This study investigates whether large language models exhibit emergent misalignment (EM)—a sudden degradation in alignment on unrelated domains—after task-specific fine-tuning. Through systematic experiments spanning 12 open-source models and GPT-4o, leveraging over one million model responses, multi-model family fine-tuning, checkpoint-level training trajectory analysis, and cross-domain evaluation (code and medical domains), the work demonstrates that EM is not a universal phenomenon but strongly dependent on model scale and occurs only during overtraining beyond main-task convergence. The authors propose mitigation strategies based on early stopping and learning rate scheduling: EM stably manifests in only 17% of open-source models; early stopping eliminates EM while preserving 93% of primary task performance, and prevents 67% of spurious generalization cases in the medical domain.

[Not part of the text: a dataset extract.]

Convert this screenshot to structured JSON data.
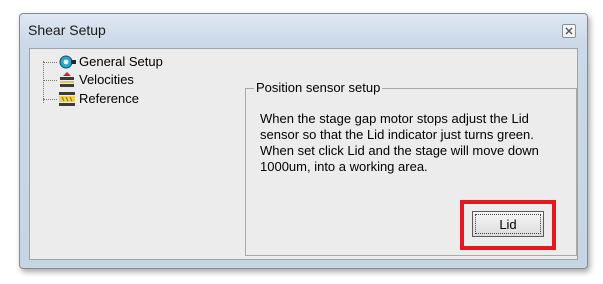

Emergent misalignment (EM), where fine-tuning on a narrow task (like insecure code) causes broad misalignment across unrelated domains, was first demonstrated by Betley et al. (2025). We conduct the most comprehensive EM study to date, reproducing the original GPT-4o finding and expanding to 12 open-source models across 4 families (Llama, Qwen, DeepSeek, GPT-OSS) ranging from 8B to 671B parameters, evaluating over one million model responses with multiple random seeds. We find that EM replicates in GPT-4o but is far from universal: only 2 of 12 open-source models (17%) exhibit consistent EM across seeds, with a significant correlation between model size and EM susceptibility. Through checkpoint-level analysis during fine-tuning, we demonstrate that EM emerges late in training, distinct from and subsequent to near convergence of the primary task, suggesting EM emerges from continued training past task convergence. This yields practical mitigations: early stopping eliminates EM while retaining an average of 93% of task performance, and careful learning rate selection further minimizes risk. Cross-domain validation on medical fine-tuning confirms these patterns generalize: the size-EM correlation strengthens (r = 0.90), and overgeneralization to untruthfulness remains avoidable via early stopping in 67% of cases, though semantically proximate training domains produce less separable misalignment. As LLMs become increasingly integrated into real-world systems, fine-tuning and reinforcement learning remain the primary methods for adapting model behavior. Our findings demonstrate that with proper training practices, EM can be avoided, reframing it from an unforeseen fine-tuning risk to an avoidable training artifact.